What was so awful about being a European Union member? Was it that bad?? Geez, when you think of all the countries clamouring to join the EU …
I have two passports: Canadian, because I was born and lived half my life there, and British because my parents were English. Up until last night, having a British passport allowed me to live and work anywhere in the European Union, in my case in France. No longer. Right now, I’m feeling strangely disenfranchised. Steps need to be taken, steps have been taken on my behalf – extremely onerous, burdensome and expensive steps – to secure my legal rights to continue living and working in this country. But I haven’t received a response yet, so I’m in limbo.
The thing is, no one has a crystal ball. Maybe it won’t be bad. Maybe it’ll turn out alright for everyone – British and non-British alike – in the end. Maybe we’re blowing this all out of proportion. Only time will tell.
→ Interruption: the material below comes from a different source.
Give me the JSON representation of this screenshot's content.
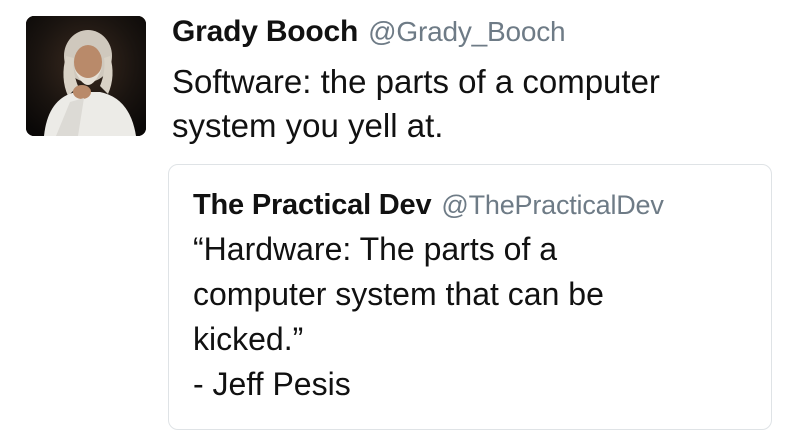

As for right now on this gloomy morning, a Frenchwoman summed it up pretty well in a newspaper article:
“This is obviously a momentous day, a terribly sad day; you’re abandoning this European project after nearly 50 years,” said Natalie Delassalle, 47, a public relations executive who takes the Eurostar twice a month for meetings in London. “Honestly, I can’t see why you’re doing it. I don’t understand. I don’t envy you – and not just the passport hassle. You’re on your own now, and the world feels like quite a hostile place. Good luck.”